Marathe Supreet P, Jones Matthew I, Ayer Julian, Sun Jessica, Orr Yishay, Verrall Charlotte, Nicholson Ian A, Chard Richard B, Sholler Gary F, Winlaw David S
1 Heart Centre for Children, The Children's Hospital at Westmead, Westmead, NSW, Australia.
2 School of Child and Adolescent Health, Sydney Medical School, University of Sydney, Sydney, Australia.
Asian Cardiovasc Thorac Ann. 2017 Jul;25(6):432-439. doi: 10.1177/0218492317717412. Epub 2017 Jun 13.

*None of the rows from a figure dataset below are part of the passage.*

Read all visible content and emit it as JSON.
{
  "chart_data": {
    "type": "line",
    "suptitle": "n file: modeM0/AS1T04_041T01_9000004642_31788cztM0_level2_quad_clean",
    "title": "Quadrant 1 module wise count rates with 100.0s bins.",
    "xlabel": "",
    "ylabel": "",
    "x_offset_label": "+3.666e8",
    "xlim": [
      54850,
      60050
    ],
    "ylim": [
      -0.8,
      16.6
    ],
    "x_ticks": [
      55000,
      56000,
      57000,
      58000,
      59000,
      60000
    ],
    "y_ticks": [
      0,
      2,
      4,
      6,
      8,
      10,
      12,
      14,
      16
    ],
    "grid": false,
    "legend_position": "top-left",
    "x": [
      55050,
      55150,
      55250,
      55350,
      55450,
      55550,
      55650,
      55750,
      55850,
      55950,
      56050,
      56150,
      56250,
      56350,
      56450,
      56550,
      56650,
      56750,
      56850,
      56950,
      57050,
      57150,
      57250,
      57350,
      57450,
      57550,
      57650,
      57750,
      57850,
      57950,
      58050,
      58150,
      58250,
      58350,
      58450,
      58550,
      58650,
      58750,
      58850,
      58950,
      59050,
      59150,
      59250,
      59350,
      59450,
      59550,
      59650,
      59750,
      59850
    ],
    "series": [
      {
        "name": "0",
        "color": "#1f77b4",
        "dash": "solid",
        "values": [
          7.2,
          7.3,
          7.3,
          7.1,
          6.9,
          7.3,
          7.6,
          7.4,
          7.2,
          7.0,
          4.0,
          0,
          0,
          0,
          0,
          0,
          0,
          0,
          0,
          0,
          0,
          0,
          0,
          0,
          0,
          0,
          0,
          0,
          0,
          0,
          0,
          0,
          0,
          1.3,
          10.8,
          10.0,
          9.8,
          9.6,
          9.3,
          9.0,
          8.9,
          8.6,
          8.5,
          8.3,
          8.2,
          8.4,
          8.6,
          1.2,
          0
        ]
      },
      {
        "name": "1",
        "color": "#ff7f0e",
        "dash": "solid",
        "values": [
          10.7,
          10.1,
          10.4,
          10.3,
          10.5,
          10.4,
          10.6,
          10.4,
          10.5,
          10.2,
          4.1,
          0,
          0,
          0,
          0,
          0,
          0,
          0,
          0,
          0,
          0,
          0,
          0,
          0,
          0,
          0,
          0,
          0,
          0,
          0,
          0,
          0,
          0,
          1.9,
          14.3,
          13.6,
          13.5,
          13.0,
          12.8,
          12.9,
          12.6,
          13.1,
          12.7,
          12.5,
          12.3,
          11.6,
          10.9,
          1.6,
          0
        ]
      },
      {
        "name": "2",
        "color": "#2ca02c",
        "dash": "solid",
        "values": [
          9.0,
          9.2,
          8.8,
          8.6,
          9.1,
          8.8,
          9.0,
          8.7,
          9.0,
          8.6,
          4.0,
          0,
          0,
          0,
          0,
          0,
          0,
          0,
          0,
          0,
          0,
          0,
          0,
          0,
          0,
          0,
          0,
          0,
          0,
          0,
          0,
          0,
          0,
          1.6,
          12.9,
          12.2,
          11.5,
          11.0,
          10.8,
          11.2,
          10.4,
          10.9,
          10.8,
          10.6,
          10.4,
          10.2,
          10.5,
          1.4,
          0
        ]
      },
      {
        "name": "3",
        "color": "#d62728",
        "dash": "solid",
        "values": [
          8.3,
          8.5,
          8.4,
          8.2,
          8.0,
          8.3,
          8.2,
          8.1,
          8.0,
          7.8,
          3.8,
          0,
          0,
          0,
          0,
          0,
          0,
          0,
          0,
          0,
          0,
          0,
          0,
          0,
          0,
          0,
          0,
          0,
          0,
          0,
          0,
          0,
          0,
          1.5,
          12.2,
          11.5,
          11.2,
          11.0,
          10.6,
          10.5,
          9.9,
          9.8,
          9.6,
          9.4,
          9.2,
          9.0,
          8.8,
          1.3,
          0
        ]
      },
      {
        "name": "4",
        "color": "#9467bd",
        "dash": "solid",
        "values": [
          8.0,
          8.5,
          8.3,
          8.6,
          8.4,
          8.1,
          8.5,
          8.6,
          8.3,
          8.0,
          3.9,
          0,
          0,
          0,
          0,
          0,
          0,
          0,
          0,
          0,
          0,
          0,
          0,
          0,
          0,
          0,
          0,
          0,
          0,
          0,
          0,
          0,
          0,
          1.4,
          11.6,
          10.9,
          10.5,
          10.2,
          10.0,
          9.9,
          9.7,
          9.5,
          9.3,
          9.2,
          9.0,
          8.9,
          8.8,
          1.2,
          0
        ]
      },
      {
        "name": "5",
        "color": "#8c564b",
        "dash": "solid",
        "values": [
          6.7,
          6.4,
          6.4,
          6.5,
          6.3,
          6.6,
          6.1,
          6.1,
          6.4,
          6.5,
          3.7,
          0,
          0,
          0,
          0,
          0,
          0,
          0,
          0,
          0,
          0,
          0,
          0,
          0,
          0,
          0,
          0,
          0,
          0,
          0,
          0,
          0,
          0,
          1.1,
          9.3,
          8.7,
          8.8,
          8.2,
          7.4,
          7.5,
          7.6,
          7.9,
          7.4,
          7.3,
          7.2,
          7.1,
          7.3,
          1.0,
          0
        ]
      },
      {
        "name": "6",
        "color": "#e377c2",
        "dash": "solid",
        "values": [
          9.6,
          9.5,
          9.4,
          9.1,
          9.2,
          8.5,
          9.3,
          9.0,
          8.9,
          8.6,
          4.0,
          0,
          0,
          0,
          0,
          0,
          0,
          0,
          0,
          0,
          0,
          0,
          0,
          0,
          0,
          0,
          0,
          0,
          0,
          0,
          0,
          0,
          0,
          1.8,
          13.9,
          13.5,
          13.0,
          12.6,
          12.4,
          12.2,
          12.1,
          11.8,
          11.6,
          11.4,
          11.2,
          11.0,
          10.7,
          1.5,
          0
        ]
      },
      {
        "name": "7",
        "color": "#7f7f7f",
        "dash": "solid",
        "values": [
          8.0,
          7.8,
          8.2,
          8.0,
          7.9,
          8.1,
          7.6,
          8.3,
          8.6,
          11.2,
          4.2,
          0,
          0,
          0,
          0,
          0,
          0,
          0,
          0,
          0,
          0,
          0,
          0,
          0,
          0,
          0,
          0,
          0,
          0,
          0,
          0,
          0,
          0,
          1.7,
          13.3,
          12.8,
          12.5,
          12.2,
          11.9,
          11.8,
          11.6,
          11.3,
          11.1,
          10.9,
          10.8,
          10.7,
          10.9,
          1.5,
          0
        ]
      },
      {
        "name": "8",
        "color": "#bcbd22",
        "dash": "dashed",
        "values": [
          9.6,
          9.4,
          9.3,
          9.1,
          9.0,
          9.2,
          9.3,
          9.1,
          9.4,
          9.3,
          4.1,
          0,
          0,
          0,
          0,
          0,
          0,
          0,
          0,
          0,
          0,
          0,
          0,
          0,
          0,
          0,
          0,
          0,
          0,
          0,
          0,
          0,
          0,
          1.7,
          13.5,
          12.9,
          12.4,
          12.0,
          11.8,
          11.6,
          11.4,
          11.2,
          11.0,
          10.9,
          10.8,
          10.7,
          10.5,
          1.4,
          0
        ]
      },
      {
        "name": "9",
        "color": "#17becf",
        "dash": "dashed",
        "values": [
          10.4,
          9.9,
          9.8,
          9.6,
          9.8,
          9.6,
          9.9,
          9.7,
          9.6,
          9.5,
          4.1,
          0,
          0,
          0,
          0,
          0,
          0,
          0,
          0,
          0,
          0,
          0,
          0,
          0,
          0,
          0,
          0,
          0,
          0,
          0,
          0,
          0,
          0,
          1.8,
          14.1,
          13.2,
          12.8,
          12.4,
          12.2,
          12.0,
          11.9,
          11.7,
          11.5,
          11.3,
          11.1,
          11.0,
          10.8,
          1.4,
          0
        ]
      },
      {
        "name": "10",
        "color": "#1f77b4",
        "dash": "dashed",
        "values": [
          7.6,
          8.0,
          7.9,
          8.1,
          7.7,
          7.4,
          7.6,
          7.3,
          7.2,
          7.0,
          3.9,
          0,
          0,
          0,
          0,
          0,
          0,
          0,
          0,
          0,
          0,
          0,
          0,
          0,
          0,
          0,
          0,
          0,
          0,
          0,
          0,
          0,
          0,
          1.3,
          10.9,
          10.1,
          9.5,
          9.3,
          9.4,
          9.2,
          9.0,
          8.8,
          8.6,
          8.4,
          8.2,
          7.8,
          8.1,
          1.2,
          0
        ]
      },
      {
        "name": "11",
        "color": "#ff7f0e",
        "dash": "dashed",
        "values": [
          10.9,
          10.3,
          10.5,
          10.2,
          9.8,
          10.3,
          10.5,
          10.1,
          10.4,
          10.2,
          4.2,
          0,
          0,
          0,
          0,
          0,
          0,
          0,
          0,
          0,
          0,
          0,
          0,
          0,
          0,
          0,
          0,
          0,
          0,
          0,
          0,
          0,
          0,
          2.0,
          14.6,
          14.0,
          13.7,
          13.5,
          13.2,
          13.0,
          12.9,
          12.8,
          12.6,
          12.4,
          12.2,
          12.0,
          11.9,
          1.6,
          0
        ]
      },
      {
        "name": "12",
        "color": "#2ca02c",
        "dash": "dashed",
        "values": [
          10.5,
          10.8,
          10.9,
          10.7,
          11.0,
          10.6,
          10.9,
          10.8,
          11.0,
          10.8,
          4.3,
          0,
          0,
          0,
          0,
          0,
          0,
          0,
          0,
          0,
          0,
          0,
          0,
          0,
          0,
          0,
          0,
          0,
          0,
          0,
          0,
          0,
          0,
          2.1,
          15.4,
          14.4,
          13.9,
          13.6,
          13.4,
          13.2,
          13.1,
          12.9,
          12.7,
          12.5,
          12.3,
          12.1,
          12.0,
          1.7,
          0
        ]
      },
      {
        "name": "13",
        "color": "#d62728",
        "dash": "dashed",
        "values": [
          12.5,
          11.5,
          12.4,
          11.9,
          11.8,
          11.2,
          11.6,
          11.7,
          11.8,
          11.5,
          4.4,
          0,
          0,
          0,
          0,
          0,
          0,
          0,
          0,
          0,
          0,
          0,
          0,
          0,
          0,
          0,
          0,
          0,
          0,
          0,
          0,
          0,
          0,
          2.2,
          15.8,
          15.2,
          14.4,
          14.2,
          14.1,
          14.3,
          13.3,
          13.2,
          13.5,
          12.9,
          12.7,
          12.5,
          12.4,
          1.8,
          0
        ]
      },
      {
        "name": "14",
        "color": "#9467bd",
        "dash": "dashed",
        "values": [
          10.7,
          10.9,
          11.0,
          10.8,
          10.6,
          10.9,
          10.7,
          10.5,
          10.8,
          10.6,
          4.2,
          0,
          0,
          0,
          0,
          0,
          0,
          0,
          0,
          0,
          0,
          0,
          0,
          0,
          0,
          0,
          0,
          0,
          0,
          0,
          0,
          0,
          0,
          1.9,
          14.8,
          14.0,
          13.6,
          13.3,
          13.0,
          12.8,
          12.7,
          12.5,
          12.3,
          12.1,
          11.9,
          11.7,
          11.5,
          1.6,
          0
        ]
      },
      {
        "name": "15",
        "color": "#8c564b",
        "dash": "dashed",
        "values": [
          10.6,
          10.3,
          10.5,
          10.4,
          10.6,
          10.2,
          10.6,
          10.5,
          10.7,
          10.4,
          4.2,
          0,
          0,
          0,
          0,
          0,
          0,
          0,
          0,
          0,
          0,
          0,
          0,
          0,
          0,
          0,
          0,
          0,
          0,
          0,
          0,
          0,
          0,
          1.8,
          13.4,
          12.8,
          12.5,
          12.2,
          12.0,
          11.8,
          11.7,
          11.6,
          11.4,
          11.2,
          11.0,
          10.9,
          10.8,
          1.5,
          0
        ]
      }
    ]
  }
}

Background Successful anatomic repair of congenitally corrected transposition of the great arteries achieves excellent outcomes. Several centers report excellent long-term survival with the Fontan pathway as well. We have selectively applied both approaches depending on individual patient morphology, with anatomic repair preferred but utilizing the Fontan pathway when high technical complexity or operative risk is anticipated. Methods Hospital records over an 18-year period (1998-2016) were reviewed to identify patients with congenitally corrected transposition of the great arteries who underwent surgical management. Physiological repairs and hypoplastic ventricles were excluded. Patient- and procedure-related variables were reviewed. Results We identified 19 patients. Group 1 consisted of 12 anatomic repairs, of which 10 (83.3%) required prior interim staging procedures. Mean age at anatomic repair was 2.6 ± 1.3 years, mean follow-up was 8.7 ± 5.3 years. Nine (75%) patients experienced important complications and 4 (33.3%) required reintervention during follow-up. There were no deaths; one patient required heart transplantation. Group 2 (7 patients) underwent Fontan palliation. Mean age at Fontan completion was 7.2 ± 3.8 years, mean follow-up was 6.3 ± 4 years. There was no reintervention, death, or transplant. Conclusion Patients with congenitally corrected transposition of the great arteries and two adequate-sized ventricles do well with both anatomic repair and the Fontan pathway in the medium term. Excellent outcomes with reduced early complication and reintervention rates can be achieved for this cohort of patients when a strategy of avoiding complex anatomic repair in favor of the Fontan pathway is used.
背景 先天性矫正型大动脉转位的成功解剖修复可取得优异的治疗效果。多个中心报告称,采用Fontan手术路径也能获得出色的长期生存率。我们根据患者个体形态选择性地应用这两种方法,优先选择解剖修复,但在预计技术复杂性高或手术风险大时采用Fontan手术路径。方法 回顾18年期间(1998 - 2016年)的医院记录,以确定接受手术治疗的先天性矫正型大动脉转位患者。排除生理性修复和心室发育不全的患者。对患者和手术相关变量进行回顾。结果 我们确定了19例患者。第1组包括12例解剖修复,其中10例(83.3%)需要先前的临时分期手术。解剖修复时的平均年龄为2.6±1.3岁,平均随访时间为8.7±5.3年。9例(75%)患者出现重要并发症,4例(33.3%)在随访期间需要再次干预。无死亡病例;1例患者需要心脏移植。第2组(7例患者)接受了Fontan姑息手术。Fontan手术完成时的平均年龄为7.2±3.8岁,平均随访时间为6.3±4年。无再次干预、死亡或移植情况。结论 对于先天性矫正型大动脉转位且有两个大小合适心室的患者,解剖修复和Fontan手术路径在中期均效果良好。当采用避免复杂解剖修复而倾向于Fontan手术路径的策略时,该组患者可获得优异的治疗效果,且早期并发症和再次干预率降低。